Comparison with similar issues:

The issues you’re facing seem to be related to the ones mentioned in the context, specifically:

  1. GPU fallen off the bus: This issue is similar to the one you’re facing, where the GPU is not functioning properly after a power outage.
  2. GPU hang on suspend: This issue might be related to the fact that your device was in a suspended state during the power outage.
  3. Kernel BUG at drivers/soc/tegra/cbb/tegra194-cbb.c:2057!: This issue is mentioned in the context, and it’s possible that it’s related to the errors you’re seeing during boot.

Potential causes:

Based on the information provided, it’s possible that the issue is related to:

  1. Power management: The power outage might have caused a problem with the device’s power management, leading to the GPU falling off the bus or hanging on suspend.
  2. Flashing process: The error message “Error: unable to read rcm_state” during the flashing process might indicate a problem with the flashing process itself.
  3. Hardware issue: It’s possible that there’s a hardware issue with the device, such as a faulty GPU or a problem with the USB or Ethernet ports.

Recommendations:

  1. Try a different flashing method: You might want to try flashing the device using a different method, such as using the lsusb command to verify the USB connection and then flashing the device using the jetson-gpu-monitoring service.
  2. Check the power management: You can try to check the power management settings on the device to see if there’s anything that can be adjusted to prevent the GPU from falling off the bus or hanging on suspend.
  3. Contact NVIDIA support: Given the complexity of the issue, it might be best to contact NVIDIA support for further assistance. They may be able to provide more specific guidance or repair/replace the device if it’s a hardware issue.

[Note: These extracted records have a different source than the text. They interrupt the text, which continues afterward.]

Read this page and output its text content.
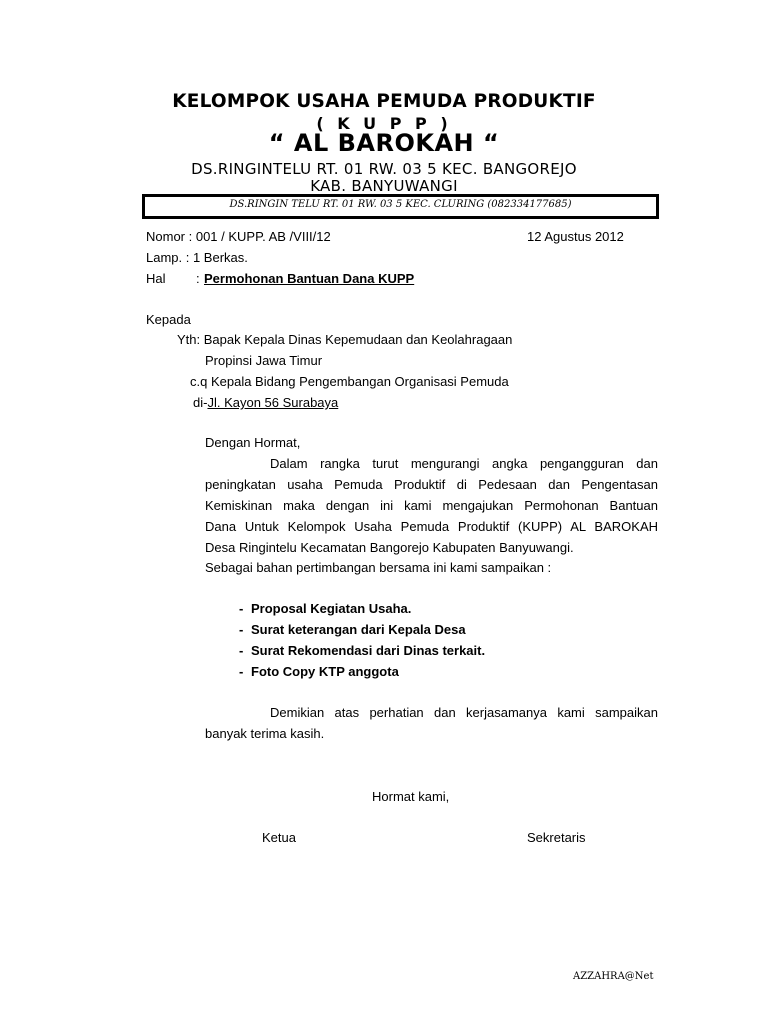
KELOMPOK USAHA PEMUDA PRODUKTIF
( K U P P )
“ AL BAROKAH “
DS.RINGINTELU RT. 01 RW. 03 5 KEC. BANGOREJO
KAB. BANYUWANGI
DS.RINGIN TELU RT. 01 RW. 03 5 KEC. CLURING (082334177685)
Nomor : 001 / KUPP. AB /VIII/12	12 Agustus 2012
Lamp. : 1 Berkas.
Hal : Permohonan Bantuan Dana KUPP
Kepada
Yth: Bapak Kepala Dinas Kepemudaan dan Keolahragaan
Propinsi Jawa Timur
c.q Kepala Bidang Pengembangan Organisasi Pemuda
di-Jl. Kayon 56 Surabaya
Dengan Hormat,
Dalam rangka turut mengurangi angka pengangguran dan
peningkatan usaha Pemuda Produktif di Pedesaan dan Pengentasan
Kemiskinan maka dengan ini kami mengajukan Permohonan Bantuan
Dana Untuk Kelompok Usaha Pemuda Produktif (KUPP) AL BAROKAH
Desa Ringintelu Kecamatan Bangorejo Kabupaten Banyuwangi.
Sebagai bahan pertimbangan bersama ini kami sampaikan :
- Proposal Kegiatan Usaha.
- Surat keterangan dari Kepala Desa
- Surat Rekomendasi dari Dinas terkait.
- Foto Copy KTP anggota
Demikian atas perhatian dan kerjasamanya kami sampaikan
banyak terima kasih.
Hormat kami,
Ketua	Sekretaris
AZZAHRA@Net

Additional information needed:

To better assist you, it would be helpful to know:

  1. The exact error messages: You mentioned repeated error messages related to the SSH service during boot. Providing the exact error messages might help identify the issue.
  2. The flashing process details: You mentioned that the flashing process completed with errors. Providing more details about the flashing process, such as the exact commands used and the output, might help identify the issue.
  3. The device’s configuration: Providing more information about the device’s configuration, such as the Linux version and any customizations made, might help identify the issue.

What is the error message? Could you provide log for us to review?

It seems harmless if you see this log in sdk manager.

Thanks

Errors during boot :

  • “Failed to start connect NVME-oF subsystem automatically during boot”
  • “Failed to startOpenBSD Secure Shell server”
  • and additional block errors at the beginning which are unreadable because it is too fast but I feel like they are the same errors diplayed multiple times

After boot I only see the “Welcome to ubuntu 22.04” window, and everything is unresponsive (tried every usb ports and multiple devices). I also tried with the microusb to try and screen into the device but I hadnt manage to log into localhost.localdomain: with nvidia/nvidia, my own user created in preconfig, also ubuntu/ubuntu.

Also now I tested that the keyboard is working before the boot finishes (I can get into the different booting menus, and the mouse has the light on) but all of it stops working as soon as the boot finishes the light of the mouse is off and everything is unresponsive.
I reflashed the card to the new jetpack version too.

You will probably need a serial console boot log to attach to this forum thread. This would say a lot. Also, even if the keyboard does not work for normal login, it is possible it will work over serial console which can save a lot of effort in any repair. If you do flash again, then to have more logging, remove any occurrence of the word “quiet” in “/boot/extlinux/extlinux.conf” (this parameter only matters for stages before the Linux kernel loads, but this is also where many errors might be noted).